Дед смалил где-то с десяти лет, не переставая. "Вот это здоровье!” – думал я, глядя на его года. Ещё ребёнком, он летними ночами стерёг коней на болоте и говорил, что один раз так натянулся махорки, что не дойдя домой, свалился под забором и его всего рвало. Потом моя память оказалась за рекой, где мы косили сено. Дед в средних ещё годах был одним из лучших косарей. Только намучившись, догоняя его, я научился быстро косить. Клепал он косу также быстро и основательно:
- Дидо, а раньше река была шире, глубже и рыбы в ней было больше? - А якжэ. По ий мы и лис сплавлялы и на воды спалы. - Як то на воды спалы? - А на плоту, на лози и соломы. - Аааа…
Так незаметно прошёл час-два. Чтобы не утомлять деда, я, попрощавшись, ушёл к себе. Дед же прилёг отдохнуть. На следующий день дед сам пришёл ко мне и сказал, что у него есть своя водка. Дед был гордым, он обязательно отвечал тем же. Отказаться было невозможно. Я сгрёб остальные припасы в чёрный пакет, и мы с дедом пошли к нему. На столе мало что изменилось. Пока дед наливал свою водку, я незаметно поставил свой пакет ему в шкафчик. Водка деда была крепкой по-мужски. Мы выпили по чуть-чуть два раза и дед снова разговорился:
- Эээх! Чы гэто жызнь? Мучэнне однэ. Мучывса, а нэ жыв. - А шо так, дидо? - А каждый глядыть на тыбэ козлом, каждый – тулько собы. Хто быв у власти – жыв, а нэ у власти – мучывся. - Ну, то ж, дидо, всэ трэба и власть тожэ. - Хаты раньшэ стоялы ныбы пальцы на руци. Пэрэплэтэнными пучынами соломы крылы хаты, да так, шо 25 лит стоить и дожж ны бэрэ. - Дидо, а откуда гэты такыи слова появылыс у нас? - А гэто из покон выков було – гэто из руда идэ. - Из рода, дидо? - А якжэ. Чы ты русскы, чы бэлорус, чы украинэц, чы поляк – уси мы из одного руду пошлы. И язык був одын.
Я налил по третьей:
- Диду, так давайтэ выпьемо за славян! - О! То за гэтэ я выпью! Ныхай костьми в зэмлю лягу, алэ выпью! – и у него в глазах мелькнула слеза. - Ну-ну, диду, дэржысь, - я сжал ему руку. - Эээх! Дружбы ныма – потому такы мы слабы. - Единства ныма, диду. - Дружбы ныма и вси нас бьють як зайцэв.

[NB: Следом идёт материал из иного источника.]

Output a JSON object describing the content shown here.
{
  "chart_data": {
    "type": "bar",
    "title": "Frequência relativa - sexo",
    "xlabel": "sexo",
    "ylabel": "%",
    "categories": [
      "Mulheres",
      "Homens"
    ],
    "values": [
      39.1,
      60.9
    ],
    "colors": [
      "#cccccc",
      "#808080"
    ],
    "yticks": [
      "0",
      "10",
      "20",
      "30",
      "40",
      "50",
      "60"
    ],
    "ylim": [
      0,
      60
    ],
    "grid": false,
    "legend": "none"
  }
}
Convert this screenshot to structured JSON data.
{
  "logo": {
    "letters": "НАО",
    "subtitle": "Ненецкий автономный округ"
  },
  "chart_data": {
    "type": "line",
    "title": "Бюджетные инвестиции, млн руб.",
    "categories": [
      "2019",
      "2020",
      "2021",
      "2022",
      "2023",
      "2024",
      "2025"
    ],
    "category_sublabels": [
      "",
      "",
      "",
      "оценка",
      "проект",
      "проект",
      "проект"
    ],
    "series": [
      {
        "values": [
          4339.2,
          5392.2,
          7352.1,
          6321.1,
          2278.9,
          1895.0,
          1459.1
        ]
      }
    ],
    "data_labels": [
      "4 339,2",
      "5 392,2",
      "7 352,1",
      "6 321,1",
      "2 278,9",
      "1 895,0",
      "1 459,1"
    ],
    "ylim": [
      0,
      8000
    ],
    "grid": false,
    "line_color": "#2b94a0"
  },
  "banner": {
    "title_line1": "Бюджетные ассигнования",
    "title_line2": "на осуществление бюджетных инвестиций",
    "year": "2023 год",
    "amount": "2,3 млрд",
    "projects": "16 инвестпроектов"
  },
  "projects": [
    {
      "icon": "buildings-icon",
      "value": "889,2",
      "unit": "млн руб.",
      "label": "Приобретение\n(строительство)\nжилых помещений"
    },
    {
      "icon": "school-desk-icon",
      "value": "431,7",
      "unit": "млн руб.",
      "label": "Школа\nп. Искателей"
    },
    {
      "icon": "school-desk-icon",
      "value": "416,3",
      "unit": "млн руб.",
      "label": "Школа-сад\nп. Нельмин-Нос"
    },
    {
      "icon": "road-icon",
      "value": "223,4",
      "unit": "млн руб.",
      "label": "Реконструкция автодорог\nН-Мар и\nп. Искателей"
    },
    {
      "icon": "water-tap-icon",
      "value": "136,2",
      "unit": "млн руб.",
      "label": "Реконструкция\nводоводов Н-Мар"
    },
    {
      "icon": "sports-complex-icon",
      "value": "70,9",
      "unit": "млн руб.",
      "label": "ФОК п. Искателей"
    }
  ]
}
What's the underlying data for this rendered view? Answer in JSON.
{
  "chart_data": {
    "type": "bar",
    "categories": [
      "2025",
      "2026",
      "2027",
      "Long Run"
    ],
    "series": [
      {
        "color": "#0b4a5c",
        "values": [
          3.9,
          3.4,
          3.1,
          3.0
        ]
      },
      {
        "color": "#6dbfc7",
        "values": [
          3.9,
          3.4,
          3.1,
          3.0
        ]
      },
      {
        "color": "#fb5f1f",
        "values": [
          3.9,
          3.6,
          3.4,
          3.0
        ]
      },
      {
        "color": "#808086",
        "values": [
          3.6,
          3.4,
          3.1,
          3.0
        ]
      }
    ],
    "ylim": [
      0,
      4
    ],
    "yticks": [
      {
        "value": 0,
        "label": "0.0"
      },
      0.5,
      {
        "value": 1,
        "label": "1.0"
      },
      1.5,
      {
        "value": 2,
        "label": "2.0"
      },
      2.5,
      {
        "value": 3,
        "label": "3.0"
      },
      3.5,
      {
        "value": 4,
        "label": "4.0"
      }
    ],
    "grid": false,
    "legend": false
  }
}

Мы закусили и вышли на улицу. Я шёл за дедом, пустив его вперёд. Дед подошёл к лавочке. Мы сели и закурили:
- Дидо, Вы казалы, что на моглыцах попадалыс вэльмы вэлыкыи косты? - А якжэ. Раний, як копалы могылы, находылы их. Раньшэ нашы люди булы вэлыкы и сыльны, бульш чым два мэтра. - Дидо, чы то мы вырождаемся? - Е такэ. И жонноччыны сталы у нас нэ чысты. Но всю рувно, всэ потом будэ за намы. - Возрождение? - А якжэ! Костьми ляжэм, а потом огнём встанэм.
Мы молча докуривали сигареты и смотрели вдаль неба. Уже вечерело. Попрощавшись с дедом, я пошёл к себе. И внутри растекался Огонь Веры в Возрождение Славян. Придут времена, наши светлые времена! Мы найдём своих прекрасных, неосквернённых, девственных женщин, каждый – свою Единственную. И Святая Кровь возродится! Дух Славян Непобедим!